The BBC Trust has approved Lord Hall’s plan to cancel BBC Three and move its current service online as a part of a greater move on the part of the BBC to reduce costs. With the BBC Trust’s approval for the decision, the move will now in all likelihood become a reality – a decision also applauded by the Culture, Media and Sport Committee in its report on the ‘Future of the BBC’ earlier this year. BBC1 and BBC2 will be encouraged to take on some kinds of programming that may have previously aired on BBC Three, while a transition period is also expected to run the online content before the BBC Three is taken off the airwaves.
The BBC Trust suggests that there is ‘a clear long-term potential in a new online service,’ arguing that the elusive 16-34 age group is most likely to view content online. Danny Cohen, Director of Television for the BBC has argued that the 16-34 age group, the core target audience for BBC Three, is less likely to view content on a traditional television set. However, the BBC Trust does admit that the move online will cut into the BBC Three’s current viewership – but by how much?

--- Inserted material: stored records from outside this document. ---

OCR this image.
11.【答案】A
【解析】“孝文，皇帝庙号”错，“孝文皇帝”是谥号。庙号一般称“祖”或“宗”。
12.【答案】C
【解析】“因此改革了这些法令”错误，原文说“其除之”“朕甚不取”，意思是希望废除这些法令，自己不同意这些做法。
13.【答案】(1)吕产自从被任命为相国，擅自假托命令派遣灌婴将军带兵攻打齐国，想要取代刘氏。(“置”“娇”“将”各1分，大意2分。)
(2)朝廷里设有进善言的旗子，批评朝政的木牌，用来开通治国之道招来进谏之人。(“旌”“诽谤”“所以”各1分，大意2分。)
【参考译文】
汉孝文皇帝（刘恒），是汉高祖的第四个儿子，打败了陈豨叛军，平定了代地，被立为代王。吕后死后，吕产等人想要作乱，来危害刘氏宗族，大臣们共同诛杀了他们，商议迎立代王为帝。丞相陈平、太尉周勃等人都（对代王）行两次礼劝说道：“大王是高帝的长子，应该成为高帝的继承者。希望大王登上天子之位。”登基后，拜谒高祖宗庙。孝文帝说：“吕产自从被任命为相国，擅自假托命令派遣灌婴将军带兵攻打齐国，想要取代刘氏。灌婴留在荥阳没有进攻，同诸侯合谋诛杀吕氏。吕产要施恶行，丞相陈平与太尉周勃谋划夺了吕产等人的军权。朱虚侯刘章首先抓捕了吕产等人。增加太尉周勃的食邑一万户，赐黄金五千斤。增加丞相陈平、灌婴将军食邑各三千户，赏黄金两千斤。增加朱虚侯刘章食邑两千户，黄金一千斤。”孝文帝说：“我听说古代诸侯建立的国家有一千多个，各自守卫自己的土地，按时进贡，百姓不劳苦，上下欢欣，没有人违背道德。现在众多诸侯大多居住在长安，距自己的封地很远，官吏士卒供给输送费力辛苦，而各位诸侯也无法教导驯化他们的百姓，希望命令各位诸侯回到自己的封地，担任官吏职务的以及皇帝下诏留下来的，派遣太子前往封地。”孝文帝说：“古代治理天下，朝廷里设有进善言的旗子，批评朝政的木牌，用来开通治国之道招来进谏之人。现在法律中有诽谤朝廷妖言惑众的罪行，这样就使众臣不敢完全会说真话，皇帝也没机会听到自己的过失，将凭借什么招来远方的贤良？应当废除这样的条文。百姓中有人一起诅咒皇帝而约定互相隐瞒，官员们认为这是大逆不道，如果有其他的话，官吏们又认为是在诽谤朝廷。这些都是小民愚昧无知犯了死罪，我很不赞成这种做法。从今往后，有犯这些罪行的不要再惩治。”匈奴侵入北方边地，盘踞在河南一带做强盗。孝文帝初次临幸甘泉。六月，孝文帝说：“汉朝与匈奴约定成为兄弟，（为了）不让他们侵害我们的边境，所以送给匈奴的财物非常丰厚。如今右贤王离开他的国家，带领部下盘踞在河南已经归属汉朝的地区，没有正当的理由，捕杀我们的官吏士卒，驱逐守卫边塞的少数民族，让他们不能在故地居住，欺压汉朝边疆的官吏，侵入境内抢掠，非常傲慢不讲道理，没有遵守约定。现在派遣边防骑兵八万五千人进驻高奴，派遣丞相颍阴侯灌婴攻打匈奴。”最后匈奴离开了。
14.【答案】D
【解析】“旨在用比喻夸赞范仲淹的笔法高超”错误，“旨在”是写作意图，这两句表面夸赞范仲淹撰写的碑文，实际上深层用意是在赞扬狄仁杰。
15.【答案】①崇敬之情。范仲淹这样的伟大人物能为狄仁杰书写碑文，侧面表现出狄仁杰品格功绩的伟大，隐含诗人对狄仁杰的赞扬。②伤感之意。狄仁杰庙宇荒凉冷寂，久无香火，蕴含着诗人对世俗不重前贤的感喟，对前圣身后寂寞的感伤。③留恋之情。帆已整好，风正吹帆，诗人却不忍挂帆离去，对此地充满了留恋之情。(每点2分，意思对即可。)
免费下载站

An astonishing 80% of current BBC Three viewers will not watch its content online after this move to digitalize content, according to the Trust’s prediction – which begs to question where the value is in this move with regards to it as a public service for British consumers? BBC Three, an institution in and of itself, provides some 11.2 million viewers a week with ‘innovative’ programmes intended for youth audiences for which it has been the birthplace for many of British television’s stars and hit shows – not to mention a home at one time for Doctor Who Confidential, Torchwood and regular reruns of Doctor Who.

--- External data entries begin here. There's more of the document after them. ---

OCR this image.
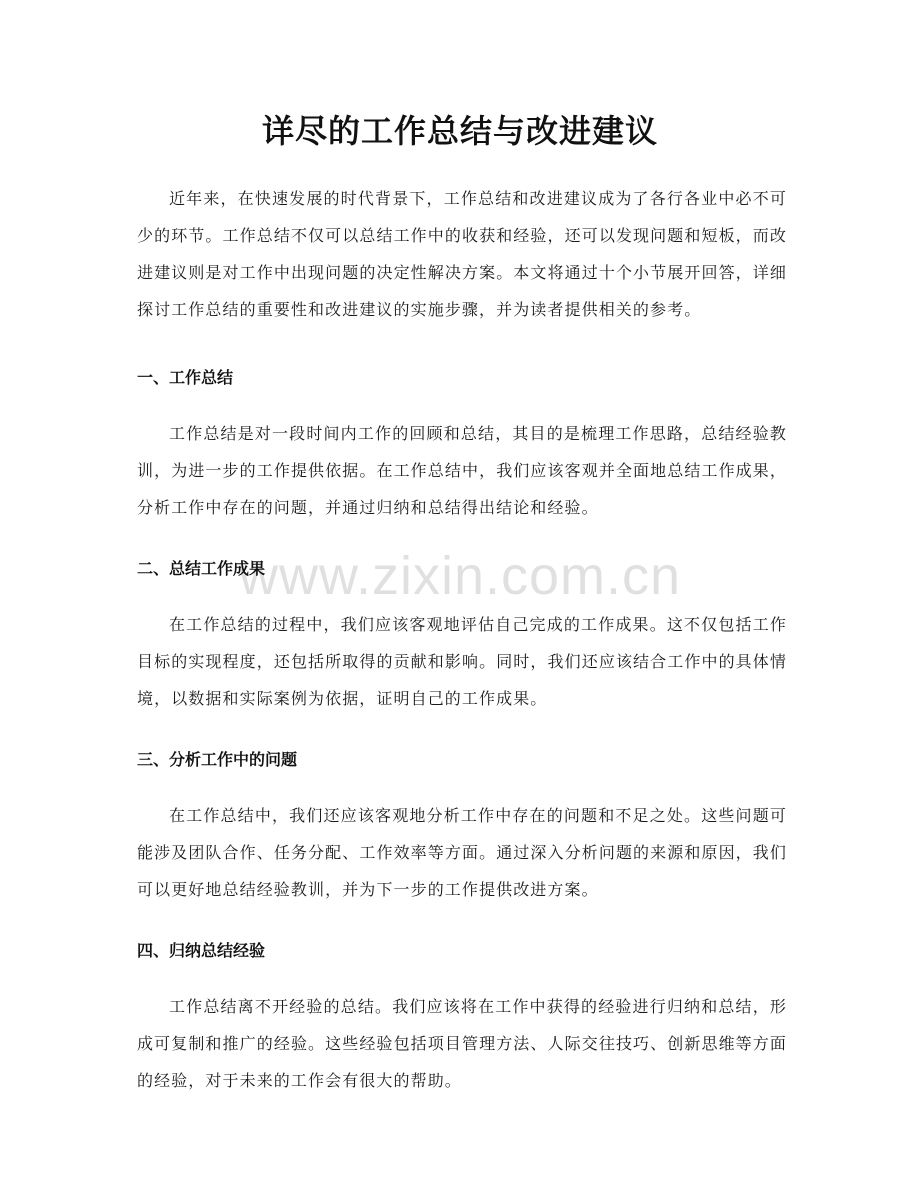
详尽的工作总结与改进建议

近年来，在快速发展的时代背景下，工作总结和改进建议成为了各行各业中必不可少的环节。工作总结不仅可以总结工作中的收获和经验，还可以发现问题和短板，而改进建议则是对工作中出现问题的决定性解决方案。本文将通过十个小节展开回答，详细探讨工作总结的重要性和改进建议的实施步骤，并为读者提供相关的参考。

一、工作总结

工作总结是对一段时间内工作的回顾和总结，其目的是梳理工作思路，总结经验教训，为进一步的工作提供依据。在工作总结中，我们应该客观并全面地总结工作成果，分析工作中存在的问题，并通过归纳和总结得出结论和经验。

二、总结工作成果

在工作总结的过程中，我们应该客观地评估自己完成的工作成果。这不仅包括工作目标的实现程度，还包括所取得的贡献和影响。同时，我们还应该结合工作中的具体情境，以数据和实际案例为依据，证明自己的工作成果。

三、分析工作中的问题

在工作总结中，我们还应该客观地分析工作中存在的问题和不足之处。这些问题可能涉及团队合作、任务分配、工作效率等方面。通过深入分析问题的来源和原因，我们可以更好地总结经验教训，并为下一步的工作提供改进方案。

四、归纳总结经验

工作总结离不开经验的总结。我们应该将在工作中获得的经验进行归纳和总结，形成可复制和推广的经验。这些经验包括项目管理方法、人际交往技巧、创新思维等方面的经验，对于未来的工作会有很大的帮助。

www.zixin.com.cn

Two independent producers, Jimmy Mulville and Jon Thoday have entered into the debate, offering to buy BBC Three for £100m and pressing John Whittingdale, cultural secretary, to intervene and scrutinise the BBC’s decision to axe BBC Three .
‘They are going to wipe out a £1bn investment and the government really needs to step in,’ says Mulville. ‘This has to be part of a larger conversation in the talk about charter renewal. We’ve got to get John Whittingdale involved, it is too important.’
Thoday adds, ‘It is such a disastrous thing to pull back from programming for young people, diverse audiences and new talent.’ He also argues that moving BBC Three online may have more to do with politics than it does good business sense – rolling back the 24-hour news cycle would save the cash-strapped corporation more and make better sense from a programming perspective as viewers increasingly abandon linear, news channel broadcasts, but would be a harder change to implement as it’d be more ‘politically difficult’, he argues.
As it stands, license fees for the BBC have been frozen at £145.50 and a decline in the number of viewers using television sets in Britain has hit the BBC’s revenue hard: a £150 million loss in revenue which has forced the BBC to announce that it will be cutting 1,000 jobs, alongside its move to push BBC Three online, to help offset the emerging budgetary gap. By moving the BBC Three online, however, the BBC intends to save £30m a year and divert some of that money into the drama budget for BBC1 where programs like Doctor Who may benefit.
Nevertheless, there still remains a looming question with regards to the BBC’s licensing and finances altogether as the corporation is set to negotiate with the government over license fees among other issues with the BBC Charter’s review next year.